Under the 501(h) election, there are two types of lobbying expenditures that must be tracked – grassroots lobbying and direct lobbying. Grassroots lobbying is generally any attempt to influence legislation through an attempt to affect the opinions of the general public or any part of the general public. Direct lobbying generally consists of costs incurred for the purposes of attempting to influence legislation through communication with any member or employee of a legislative body or with a government official or employee that may participate in the formulation of the legislation. Generally, either grassroots or direct lobbying communications need to refer to specific piece of legislation and reflect a view on the legislation.

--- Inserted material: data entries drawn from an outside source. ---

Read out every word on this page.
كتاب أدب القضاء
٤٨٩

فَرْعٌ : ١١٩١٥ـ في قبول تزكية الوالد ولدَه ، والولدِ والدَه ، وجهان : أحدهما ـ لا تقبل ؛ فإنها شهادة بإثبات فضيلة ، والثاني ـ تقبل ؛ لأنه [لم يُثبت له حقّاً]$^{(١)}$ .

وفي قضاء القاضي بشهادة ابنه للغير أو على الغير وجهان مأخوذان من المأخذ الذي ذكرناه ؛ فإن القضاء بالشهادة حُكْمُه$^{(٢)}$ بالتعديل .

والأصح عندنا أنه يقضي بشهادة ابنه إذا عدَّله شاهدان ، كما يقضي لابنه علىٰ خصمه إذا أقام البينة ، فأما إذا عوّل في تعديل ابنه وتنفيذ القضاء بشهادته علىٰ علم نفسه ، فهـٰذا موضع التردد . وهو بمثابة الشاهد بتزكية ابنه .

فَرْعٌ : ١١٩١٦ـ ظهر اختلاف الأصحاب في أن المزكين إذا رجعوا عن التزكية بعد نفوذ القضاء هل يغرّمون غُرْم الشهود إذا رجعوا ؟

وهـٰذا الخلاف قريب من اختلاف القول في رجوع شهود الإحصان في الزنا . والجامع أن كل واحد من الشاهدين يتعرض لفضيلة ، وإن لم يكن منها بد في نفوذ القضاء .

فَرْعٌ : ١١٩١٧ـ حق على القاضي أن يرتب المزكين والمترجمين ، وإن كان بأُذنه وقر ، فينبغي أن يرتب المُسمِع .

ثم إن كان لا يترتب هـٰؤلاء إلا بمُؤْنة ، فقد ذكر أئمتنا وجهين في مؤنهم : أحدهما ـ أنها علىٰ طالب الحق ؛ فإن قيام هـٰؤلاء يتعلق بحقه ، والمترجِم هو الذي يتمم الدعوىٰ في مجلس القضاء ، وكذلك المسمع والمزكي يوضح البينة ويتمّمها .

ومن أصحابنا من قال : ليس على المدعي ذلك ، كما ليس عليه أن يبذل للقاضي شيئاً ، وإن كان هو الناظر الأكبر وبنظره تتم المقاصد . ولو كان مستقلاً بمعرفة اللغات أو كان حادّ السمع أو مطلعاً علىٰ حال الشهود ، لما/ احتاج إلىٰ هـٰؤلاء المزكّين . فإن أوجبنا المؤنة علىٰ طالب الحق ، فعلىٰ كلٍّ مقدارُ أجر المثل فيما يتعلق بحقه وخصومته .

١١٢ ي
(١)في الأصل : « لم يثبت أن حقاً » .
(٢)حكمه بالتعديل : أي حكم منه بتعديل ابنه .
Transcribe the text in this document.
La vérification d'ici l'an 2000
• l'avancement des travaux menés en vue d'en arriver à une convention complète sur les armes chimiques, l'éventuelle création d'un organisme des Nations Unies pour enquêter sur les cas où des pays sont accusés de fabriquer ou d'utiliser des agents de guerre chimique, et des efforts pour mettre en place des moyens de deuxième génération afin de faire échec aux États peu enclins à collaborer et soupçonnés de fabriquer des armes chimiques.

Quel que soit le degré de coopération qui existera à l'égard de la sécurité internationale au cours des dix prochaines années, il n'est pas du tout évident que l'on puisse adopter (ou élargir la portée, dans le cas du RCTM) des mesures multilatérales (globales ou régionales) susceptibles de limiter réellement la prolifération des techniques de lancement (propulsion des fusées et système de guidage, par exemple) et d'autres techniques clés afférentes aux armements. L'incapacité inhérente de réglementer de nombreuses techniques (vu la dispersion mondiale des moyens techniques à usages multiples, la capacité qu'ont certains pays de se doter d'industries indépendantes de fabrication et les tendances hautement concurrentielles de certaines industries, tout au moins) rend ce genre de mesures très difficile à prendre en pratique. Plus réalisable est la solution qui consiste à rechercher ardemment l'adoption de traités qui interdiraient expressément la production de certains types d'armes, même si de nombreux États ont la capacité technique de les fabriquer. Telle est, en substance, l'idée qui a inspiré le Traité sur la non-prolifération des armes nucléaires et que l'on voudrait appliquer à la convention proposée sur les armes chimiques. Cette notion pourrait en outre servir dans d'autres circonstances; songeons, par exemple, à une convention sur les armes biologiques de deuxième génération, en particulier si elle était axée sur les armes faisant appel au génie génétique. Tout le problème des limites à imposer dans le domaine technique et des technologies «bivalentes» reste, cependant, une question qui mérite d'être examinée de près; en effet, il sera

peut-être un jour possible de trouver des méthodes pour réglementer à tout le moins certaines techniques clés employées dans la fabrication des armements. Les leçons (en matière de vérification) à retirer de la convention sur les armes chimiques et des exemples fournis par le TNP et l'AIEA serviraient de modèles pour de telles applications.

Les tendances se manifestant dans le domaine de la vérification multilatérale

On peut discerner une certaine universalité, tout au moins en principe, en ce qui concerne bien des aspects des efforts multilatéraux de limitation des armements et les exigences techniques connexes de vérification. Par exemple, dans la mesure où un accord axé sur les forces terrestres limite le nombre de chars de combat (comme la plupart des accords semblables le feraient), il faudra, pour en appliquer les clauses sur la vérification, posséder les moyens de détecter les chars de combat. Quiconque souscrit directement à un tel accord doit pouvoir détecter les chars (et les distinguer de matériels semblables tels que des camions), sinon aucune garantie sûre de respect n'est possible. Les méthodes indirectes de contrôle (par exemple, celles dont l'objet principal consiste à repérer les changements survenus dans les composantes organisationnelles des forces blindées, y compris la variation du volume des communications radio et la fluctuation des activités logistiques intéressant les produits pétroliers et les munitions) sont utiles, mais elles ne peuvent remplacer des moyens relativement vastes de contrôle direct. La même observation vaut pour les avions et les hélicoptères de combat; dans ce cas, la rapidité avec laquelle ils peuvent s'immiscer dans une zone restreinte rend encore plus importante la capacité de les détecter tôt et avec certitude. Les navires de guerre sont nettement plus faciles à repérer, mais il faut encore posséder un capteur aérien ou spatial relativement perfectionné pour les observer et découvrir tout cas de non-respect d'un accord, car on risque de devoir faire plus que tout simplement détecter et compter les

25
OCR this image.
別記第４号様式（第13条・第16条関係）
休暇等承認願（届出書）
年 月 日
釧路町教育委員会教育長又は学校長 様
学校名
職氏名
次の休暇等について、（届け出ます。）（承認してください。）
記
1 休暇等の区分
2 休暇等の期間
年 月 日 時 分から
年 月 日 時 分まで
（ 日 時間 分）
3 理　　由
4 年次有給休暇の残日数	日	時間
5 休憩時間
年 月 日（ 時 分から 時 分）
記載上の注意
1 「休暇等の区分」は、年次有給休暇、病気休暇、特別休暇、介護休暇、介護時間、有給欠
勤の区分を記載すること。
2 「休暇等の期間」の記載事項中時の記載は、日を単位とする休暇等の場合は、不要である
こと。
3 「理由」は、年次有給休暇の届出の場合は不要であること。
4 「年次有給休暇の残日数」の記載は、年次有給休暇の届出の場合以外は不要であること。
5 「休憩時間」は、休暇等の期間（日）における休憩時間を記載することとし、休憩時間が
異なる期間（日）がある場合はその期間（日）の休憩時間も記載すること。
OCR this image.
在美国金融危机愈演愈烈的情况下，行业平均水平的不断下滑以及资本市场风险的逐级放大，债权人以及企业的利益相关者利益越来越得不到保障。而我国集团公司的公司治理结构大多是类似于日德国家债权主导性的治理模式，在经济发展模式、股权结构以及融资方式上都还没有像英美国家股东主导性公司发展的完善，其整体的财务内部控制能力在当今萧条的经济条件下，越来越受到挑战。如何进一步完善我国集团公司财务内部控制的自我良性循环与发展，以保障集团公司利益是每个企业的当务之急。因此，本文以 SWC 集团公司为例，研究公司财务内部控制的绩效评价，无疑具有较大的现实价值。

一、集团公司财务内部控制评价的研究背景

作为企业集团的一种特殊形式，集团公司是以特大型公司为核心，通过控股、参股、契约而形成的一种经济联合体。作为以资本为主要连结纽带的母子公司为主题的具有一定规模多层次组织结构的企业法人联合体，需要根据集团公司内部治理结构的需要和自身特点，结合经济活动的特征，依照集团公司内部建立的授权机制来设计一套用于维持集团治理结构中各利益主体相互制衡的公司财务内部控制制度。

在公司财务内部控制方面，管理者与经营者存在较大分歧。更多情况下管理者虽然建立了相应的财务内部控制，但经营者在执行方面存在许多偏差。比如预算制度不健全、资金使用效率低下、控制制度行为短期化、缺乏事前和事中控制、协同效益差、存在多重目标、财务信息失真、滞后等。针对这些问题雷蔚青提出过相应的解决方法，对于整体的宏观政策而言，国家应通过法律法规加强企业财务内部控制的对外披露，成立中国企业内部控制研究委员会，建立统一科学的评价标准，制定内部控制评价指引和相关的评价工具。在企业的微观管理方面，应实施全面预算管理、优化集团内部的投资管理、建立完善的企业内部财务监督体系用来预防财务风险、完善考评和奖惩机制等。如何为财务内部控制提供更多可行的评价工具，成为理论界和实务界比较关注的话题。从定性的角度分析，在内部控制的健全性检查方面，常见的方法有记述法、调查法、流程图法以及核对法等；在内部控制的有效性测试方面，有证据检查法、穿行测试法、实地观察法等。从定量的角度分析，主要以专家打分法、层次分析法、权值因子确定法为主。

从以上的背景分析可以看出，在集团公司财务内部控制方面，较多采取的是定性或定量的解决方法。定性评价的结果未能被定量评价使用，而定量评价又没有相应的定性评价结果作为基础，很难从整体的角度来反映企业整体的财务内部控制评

The following chart shows the “lobbying nontaxable amount” for direct lobbying expenditures for NPOs that made the 501(h) election:
|Total Exempt Purpose Expenditures||Related Lobbying Nontaxable Amount|
|Not over $500,000||20% of total exempt purpose expenditures|
|Over $500,000 but not over $1,000,000||$100,000 + 15% of the excess over $500,000|
|Over $1,000,0000 but not over $1,500,000||$175,000 + 10% of the excess over $1,000,000|
|Over $1,500,000 but not over $17,000,000||$225,000 + 5% of the excess over $1,500,000|
The nontaxable amount for grassroots lobbying expenditures is 25% of the amount in the above chart, and is tested separately from direct lobbying expenditures.
If a NPO exceeds the nontaxable amount of lobbying expenditures, they will need to pay excise tax by filing Form 4720 Return of Certain Excise Taxes Under Chapters 41 and 42 of the Internal Revenue Code on the amount of expenditures over the nontaxable amount at 25%.
Furthermore, if the NPO’s lobbying expenditures on average exceed 150% of the nontaxable direct lobbying or grassroots lobbying amount over a four-year period, the NPO will lose its exempt status.
501(c)(4), 501(c)(5), and 501(c)(6) Organizations
Generally, 501(c)(4), 501(c)(5), and 501(c)(6) organizations can engage in lobbying activities, and are not subject to the “substantial part” test or limitations related to the 501(h) election that most 501(c)(3) organizations are subject to. 501(c)(4), 501(c)(5), and 501(c)(6) organizations generally can also engage in some political campaign activities provided they are not the NPO’s primary activity. However, federal and state laws or contract provisions may exist that might limit or prohibit both lobbying and political campaign activities.
The portion of membership dues that represents lobbying and political campaign activities is not tax-deductible by members. The organization can either notify members each year of the nondeductible amount of dues related to lobbying and political campaign activities or pay a 35% proxy tax. If an organization chooses to notify members, Schedule C, Part III-B will need to be completed, which allows the IRS to monitor whether the NPO’s notice was sufficient to cover the amount of lobbying and political campaign expenditures or not. If the notice understates the NPO’s lobbying and political campaign activities, proxy tax will still need to be paid, with certain exceptions.